The Technology
We are developing a platform to enable SW developers to leverage the benefits of heterogeneous distributed compute environments.
qthreads VS. OpenMP
qthreads is a new multithreading development platform to reduce development time, produce superior results and remove guess work. qthreads determines which code can be multithreaded. qthreads requires no insertion of special pragmas. qthreads performs extensive analysis to ensure there is no data movement that causes significant cache thrashing. qthreads reports which code cannot be multithreaded and the reason why. Profiling ensures the code that has been multithreaded will have the biggest impact on performance and power reduction. qthreads ensures single threaded code and multithreaded code produces the exact same result. All qthread code is thread-safe. qthreads works on the same code that can be targeted for FPGA acceleration. OpenMP supports none of the above.
QCC vs. HLS
This is a new platform developed and defined with very specific objectives.
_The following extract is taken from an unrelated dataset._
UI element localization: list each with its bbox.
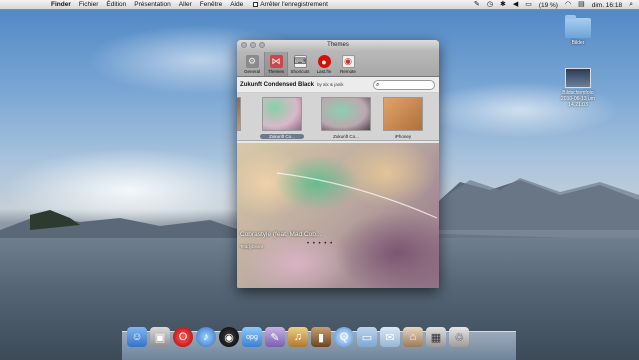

It should feel like a SW development platform, reduce development time and support heterogeneous hardware. Multicore execution requires specific knowledge and the limited tools are specific to processors. Companies and pundits suggest HLS was developed to fill this void for FPGAs. In reality, HLS is a higher level of abstraction for HW engineers. It is not a tool for software developers. QCC was specifically developed to streamline acceleration development across heterogeneous hardware in a fashion that meets the needs and knowledge of SW developers.
User Guided Partitioning
The QCC platform will automatically partition functions to different heterogeneous compute engines. The partitioner is optimized to limit the number of channels and data transfer between compute engines. There is no need for the SW developer to write compute engine specific code utilizing an API to initialize and interrogate resources, start and stop functions, transfers data and synchronizes tasks. QCC automatically generates all the infrastructure, communication, data transfer and data referencing code to support partitioned distributed computing. This is done across different processes and processors and FPGAs. Modifications to optimize the application partition are easily accomplished by re-executing the partitioner. No source code modifications are required. Application development is an iterative process. Requiring code changes across the host code and accelerator to optimize the application partition is resource intensive, reduces cycles per day and is error prone. HLS is two development paths which need to be separately developed and modified to change any partition. The modified code no longer matches the original requiring extensive system verification. Poor partitions can result in a magnitude of differences in performance. To reduce development time, enhance performance and increase quality automatic partitioning is a critical capability.
memory
Memory architecture is essential to deliver acceleration. Absence of data and insufficient memory bandwidth will stall compute. To achieve acceleration critical loops must be pipelined (n*c vs n+c). For additional performance pipelined loops are unrolled. Fully pipelined loops means all operations are executing in parallel. This creates a lot of demand on the memory subsystem. Unrolling further challenges the memory sub-system. The memory sub-system is far more complex than a multi-level cache for processors. The CacheQ Virtual Machine is tightly integrated with a proprietary multi ported arbitrated cached memory structure. Data transfer, data access and the memory subsystem just work. SW developers writing code for a processor do not design their own cache. Beyond the hardware architecture certain SW capabilities must also exist. SW developers want to use malloc. They want extensive pointer support. They want memory shared between host and accelerators. All of this is part of the CacheQ solution. HLS puts an insurmountable burden on the SW developer. Re-writing code to remove malloc is time consuming, error prone and will deliver sub-optimal results. Creating an application specific and fully predictable memory controller is well beyond the timeline required for application development.
Limited Variables
The CacheQ development platform includes many critical capabilities required by the SW developer to develop and deliver application acceleration. Code is partitioned, loops are pipelined, loops are unrolled, there is an optimized configurable memory subsystem, malloc just works, there are optimization tools and dataflow, which is a concept understood by SW developers. The SW developer is focused on the application and application optimization. There is too much to digest with HLS. The developer must deal with separate programs, manual partitioning, extensive code modification, multiple simultaneous variables to optimize (memory structure, initiation interval, data movement, code modifications, …), timing simulations, host to FPGA data transfer, array structures to name a few. CacheQ provides the foundation. The SW developer builds upon the foundation.